In the world of the White City, illuminated by Tesla and Westinghouse, a new world was possible. New breakfast foods and new vistas into the future were presented to an awed public. But World Fair visitors and hotel and shop employees met with painful and bloody ends inside the Murder Castle. H. H. Holmes had built a hotel that reaped profit while providing a killing zone for his personal serial killer appetites. The Murder Castle lived up to its name all too well.
But before abandoning his Murder Hotel, Holmes wanted one last scam. Using his insurance fraud scheme, he joined Benjamin Pitezel and Marion Hedgepeth in a plan to collect on Pitezel’s “death”. After the lab explosion, Holmes’ supplied cadaver would organize the death benefit collection. A $10,000 death benefit was at stake. But Holmes performed actual murder on Pitezel, and Hedgepeth was stunned to find himself left out of his cut.

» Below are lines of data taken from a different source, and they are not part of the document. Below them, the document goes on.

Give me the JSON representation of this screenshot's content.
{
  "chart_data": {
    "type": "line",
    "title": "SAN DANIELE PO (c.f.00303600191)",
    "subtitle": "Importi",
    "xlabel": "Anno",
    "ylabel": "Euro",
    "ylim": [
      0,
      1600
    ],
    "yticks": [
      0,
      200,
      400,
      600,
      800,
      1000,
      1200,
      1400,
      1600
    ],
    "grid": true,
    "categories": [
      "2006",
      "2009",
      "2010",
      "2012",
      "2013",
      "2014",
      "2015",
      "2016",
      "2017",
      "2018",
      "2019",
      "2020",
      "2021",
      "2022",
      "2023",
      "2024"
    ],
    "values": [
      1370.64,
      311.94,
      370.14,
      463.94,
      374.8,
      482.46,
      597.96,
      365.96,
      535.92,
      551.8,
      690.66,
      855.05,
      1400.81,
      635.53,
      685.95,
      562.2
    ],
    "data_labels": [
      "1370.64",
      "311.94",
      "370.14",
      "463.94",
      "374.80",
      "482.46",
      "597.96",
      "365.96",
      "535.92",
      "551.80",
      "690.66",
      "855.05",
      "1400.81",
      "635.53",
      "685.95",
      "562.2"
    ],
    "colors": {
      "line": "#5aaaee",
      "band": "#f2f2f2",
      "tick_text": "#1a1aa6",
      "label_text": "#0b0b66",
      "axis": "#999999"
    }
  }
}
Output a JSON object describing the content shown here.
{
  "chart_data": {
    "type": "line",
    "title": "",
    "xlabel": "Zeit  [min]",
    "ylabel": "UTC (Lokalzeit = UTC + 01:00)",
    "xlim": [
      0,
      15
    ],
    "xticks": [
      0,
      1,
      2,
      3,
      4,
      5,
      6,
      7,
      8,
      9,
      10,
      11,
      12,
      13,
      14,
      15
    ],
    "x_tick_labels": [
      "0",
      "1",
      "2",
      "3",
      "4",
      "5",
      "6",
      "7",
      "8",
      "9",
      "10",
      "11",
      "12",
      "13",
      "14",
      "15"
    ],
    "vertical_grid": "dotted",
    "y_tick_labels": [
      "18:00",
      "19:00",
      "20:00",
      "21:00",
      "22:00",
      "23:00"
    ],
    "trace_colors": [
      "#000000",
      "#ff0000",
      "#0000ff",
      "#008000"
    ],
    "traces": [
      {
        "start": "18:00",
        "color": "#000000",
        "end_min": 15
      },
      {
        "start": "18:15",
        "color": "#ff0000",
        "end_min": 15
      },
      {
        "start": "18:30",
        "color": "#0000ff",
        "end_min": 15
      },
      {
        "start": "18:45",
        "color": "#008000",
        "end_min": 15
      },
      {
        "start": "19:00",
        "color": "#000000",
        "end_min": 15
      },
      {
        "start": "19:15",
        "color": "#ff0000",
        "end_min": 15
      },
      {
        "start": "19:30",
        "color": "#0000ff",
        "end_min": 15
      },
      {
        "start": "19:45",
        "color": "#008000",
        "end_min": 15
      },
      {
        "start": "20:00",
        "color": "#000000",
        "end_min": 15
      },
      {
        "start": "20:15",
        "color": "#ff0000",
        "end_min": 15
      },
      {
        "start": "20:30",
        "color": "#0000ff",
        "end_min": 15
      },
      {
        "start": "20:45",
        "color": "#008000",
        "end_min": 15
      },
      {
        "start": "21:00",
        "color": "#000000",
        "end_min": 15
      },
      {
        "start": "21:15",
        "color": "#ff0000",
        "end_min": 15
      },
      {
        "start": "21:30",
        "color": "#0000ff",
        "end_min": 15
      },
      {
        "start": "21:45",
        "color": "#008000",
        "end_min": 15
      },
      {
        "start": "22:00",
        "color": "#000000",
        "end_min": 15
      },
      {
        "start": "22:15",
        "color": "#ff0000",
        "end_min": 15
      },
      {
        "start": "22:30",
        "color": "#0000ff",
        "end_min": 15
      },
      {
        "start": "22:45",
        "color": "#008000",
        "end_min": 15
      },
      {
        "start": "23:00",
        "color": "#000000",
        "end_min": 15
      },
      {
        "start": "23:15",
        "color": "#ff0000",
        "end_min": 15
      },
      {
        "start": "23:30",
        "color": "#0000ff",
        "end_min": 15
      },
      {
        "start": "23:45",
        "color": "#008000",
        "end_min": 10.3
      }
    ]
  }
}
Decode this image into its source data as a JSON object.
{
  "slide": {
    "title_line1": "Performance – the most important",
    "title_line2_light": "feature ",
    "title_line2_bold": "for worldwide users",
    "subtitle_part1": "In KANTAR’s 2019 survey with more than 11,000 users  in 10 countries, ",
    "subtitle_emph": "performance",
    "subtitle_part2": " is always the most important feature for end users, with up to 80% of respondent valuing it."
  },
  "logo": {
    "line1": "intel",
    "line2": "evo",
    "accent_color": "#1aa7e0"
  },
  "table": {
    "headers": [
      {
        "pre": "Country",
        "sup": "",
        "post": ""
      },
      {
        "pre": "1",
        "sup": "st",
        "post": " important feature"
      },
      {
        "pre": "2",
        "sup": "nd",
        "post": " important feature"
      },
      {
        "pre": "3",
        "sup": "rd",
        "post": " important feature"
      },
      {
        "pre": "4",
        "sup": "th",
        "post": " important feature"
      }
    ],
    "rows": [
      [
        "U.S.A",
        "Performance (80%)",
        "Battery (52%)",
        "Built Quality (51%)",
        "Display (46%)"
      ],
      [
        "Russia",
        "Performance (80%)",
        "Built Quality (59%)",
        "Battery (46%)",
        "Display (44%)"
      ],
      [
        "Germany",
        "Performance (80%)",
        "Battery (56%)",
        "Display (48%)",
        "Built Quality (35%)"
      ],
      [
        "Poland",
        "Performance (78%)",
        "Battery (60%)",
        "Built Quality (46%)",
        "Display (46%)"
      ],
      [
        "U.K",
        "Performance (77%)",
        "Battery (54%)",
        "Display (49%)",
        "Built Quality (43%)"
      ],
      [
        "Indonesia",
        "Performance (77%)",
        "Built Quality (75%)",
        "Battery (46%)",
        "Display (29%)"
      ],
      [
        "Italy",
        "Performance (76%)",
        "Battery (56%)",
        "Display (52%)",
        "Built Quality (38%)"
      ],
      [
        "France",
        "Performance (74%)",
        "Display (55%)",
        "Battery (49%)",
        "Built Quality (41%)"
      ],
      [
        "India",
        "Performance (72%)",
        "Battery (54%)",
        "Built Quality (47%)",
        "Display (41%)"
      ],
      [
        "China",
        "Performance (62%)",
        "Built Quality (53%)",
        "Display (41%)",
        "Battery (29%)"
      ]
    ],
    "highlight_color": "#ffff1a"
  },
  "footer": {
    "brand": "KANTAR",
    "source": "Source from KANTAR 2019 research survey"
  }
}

Even more bizarre was that Holmes had carried off Pitezel’s children and killed them. After getting caught and tried for murder, Holmes’ Murder castle was raided. The dissection chamber for human corpses where Holmes disassembled his prey for skeleton resales. An acid vat and a lime pit were also present. Hundreds of innocent victims perished for the deviant lusts of H. H. Holmes. And his multiple spouses miraculously suffered mysterious ends too.
The resulting sensation of the Murder Castle and the A. A. Holmes tragedy was detailed in the newspapers of William Randolph Hearst, whose readers were mesmerized. Film, and television culture have adapted themes and the story of the Murder Castle to suit viewers and readers agog over the story. Sadly, Chicago missed quite a few human beings in the making of this notoriously monstrous serial killer.
H.H. Holmes was convicted and executed for the murder of 27 people but may have murdered as many as 230 people over his lifetime.
Article by Roy Whyte . Visit his Google+ page for more.